Love. Hm. That’s a funny word. He thought he knew that word yesterday. He’s beginning to think – maybe not.
(He doesn’t know.)
Josh isn’t laughing anymore, and suddenly Tyler realizes that he is looking at him. They are looking, and seeing, and knowing, and the stars are bright and there is a black hole out there in the universe that could swallow their sun 12 million times and still not be full and the air is cold and everything suddenly –
It clicks and he knows he knows he knows.
He knows.
“I love you.” The words are not shaky because he is not. They are quiet and star-coated and certain because he knows. His heartbeat is suddenly no longer foreign, it is under his own skin and he knows it, and he knows the steadiness in his fingers, and he can hear Josh breathing. He knows. And maybe Josh does too.
Maybe this is one of the things that they both know. Those things are the best.
“I love you too.” Josh is not-quite-smiling, but his eyes look like the sky after a good rain, fresh washed and electric and alive, and Tyler thinks maybe they both had gray to wash away. He doesn’t care anymore. The gray is gone.
.
They pull the blankets and pillows off the couch and make a nest there on the linoleum of the lounge, so that they can watch the stars. The sky is still uniformly dark, the pearly sunrise still hidden behind million mile horizons. Tyler feels tired but in a way that he knows, in a way that is good. In a way that means that the Things He Doesn’t Know will wait till morning. They will wait forever if they have to.
Josh curls around Tyler and they breathe in together and name constellations for each other. They don’t know any of the same ones and it’s perfect. And when they run out of constellations in the small patch of sky they can see through the windows, they turn away and begin painting them into the dark for each other. Tyler tells Josh about Cygnus the swan and Josh tells him about Cassiopeia. It’s amazing, the things they know.
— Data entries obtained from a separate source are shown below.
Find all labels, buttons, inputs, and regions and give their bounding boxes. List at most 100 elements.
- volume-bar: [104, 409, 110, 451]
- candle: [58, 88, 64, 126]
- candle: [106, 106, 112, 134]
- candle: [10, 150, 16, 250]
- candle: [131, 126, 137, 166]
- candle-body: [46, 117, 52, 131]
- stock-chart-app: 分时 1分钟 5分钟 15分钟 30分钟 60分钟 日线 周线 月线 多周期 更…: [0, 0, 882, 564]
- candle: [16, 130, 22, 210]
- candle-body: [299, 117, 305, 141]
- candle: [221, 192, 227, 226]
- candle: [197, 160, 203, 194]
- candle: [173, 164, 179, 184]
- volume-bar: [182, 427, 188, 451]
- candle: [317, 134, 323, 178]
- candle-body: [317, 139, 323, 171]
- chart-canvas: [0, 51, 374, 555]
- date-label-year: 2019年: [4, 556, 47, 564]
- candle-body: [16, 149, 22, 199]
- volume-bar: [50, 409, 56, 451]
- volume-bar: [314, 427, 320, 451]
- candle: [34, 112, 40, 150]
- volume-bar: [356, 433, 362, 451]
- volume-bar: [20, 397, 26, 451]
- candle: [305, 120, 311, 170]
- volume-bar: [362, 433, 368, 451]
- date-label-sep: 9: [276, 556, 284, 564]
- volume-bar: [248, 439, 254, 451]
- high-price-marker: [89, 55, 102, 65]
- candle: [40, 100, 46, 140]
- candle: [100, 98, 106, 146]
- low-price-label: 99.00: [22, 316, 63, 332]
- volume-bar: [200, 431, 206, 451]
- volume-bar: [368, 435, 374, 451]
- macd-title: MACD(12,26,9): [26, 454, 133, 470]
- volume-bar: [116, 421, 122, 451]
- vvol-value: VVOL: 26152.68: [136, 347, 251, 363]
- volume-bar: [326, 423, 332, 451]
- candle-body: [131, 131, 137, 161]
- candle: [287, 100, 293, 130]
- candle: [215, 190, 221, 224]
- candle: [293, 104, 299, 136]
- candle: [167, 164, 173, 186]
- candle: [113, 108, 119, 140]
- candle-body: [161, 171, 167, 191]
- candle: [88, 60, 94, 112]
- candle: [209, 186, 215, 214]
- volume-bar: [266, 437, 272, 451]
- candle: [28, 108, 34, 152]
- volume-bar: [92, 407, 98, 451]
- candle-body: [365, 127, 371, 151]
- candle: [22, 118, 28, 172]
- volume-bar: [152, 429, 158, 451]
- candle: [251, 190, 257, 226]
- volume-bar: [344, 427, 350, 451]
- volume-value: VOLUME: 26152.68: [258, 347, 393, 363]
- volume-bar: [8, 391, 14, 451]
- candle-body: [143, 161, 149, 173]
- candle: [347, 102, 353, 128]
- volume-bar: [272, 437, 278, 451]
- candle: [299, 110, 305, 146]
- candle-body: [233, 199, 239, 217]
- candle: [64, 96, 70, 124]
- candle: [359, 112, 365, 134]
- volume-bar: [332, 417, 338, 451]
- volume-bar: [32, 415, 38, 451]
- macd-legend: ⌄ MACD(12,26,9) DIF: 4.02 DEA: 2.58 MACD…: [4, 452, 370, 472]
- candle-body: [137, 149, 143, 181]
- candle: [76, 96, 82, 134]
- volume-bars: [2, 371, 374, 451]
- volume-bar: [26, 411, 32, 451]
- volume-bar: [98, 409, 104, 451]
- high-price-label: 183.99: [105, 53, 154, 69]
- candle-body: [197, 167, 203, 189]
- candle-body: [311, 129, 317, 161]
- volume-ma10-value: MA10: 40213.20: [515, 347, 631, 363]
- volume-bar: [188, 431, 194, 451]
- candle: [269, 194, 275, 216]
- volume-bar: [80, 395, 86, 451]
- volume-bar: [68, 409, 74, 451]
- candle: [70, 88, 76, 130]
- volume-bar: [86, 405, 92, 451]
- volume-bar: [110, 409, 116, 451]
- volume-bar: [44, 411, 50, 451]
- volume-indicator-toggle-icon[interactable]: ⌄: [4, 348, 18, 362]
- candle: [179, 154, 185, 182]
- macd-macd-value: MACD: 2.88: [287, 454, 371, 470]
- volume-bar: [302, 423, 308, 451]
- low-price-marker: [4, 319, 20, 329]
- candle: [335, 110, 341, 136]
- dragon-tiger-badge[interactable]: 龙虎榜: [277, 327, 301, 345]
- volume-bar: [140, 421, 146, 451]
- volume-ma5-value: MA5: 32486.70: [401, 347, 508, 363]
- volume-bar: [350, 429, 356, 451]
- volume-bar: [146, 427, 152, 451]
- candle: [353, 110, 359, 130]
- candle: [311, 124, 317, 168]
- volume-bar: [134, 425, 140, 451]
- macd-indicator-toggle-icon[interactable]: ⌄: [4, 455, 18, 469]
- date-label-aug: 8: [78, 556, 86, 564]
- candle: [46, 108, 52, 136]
And when it gets late enough – or early enough – and they’re too tired, they don’t need to know anymore. They know each other, and that’s enough. Tyler breathes in the heat of Josh’s skin and shifts closer, feeling the world slow down into colors that are unknowable in a different way than the gray. Colors that no one has ever imagined.
Tyler doesn’t know. He doesn’t know a lot of things. He doesn’t know how many miles they’ve driven tonight or what the Great Wall of China looks like or how it feels to be pulled apart in a black hole. He doesn’t know if the gray is gone for good or if his heartbeat will stay there in his chest, where it belongs. He doesn’t know much about life or night or fear or the meaning of all this. He doesn’t know much. But as he feels Josh’s heartbeat line up with his own and he hears Josh’s breathing closer than it’s ever been, he thinks to himself, I know this.
He doesn’t know much, but he knows this. Maybe that’s enough.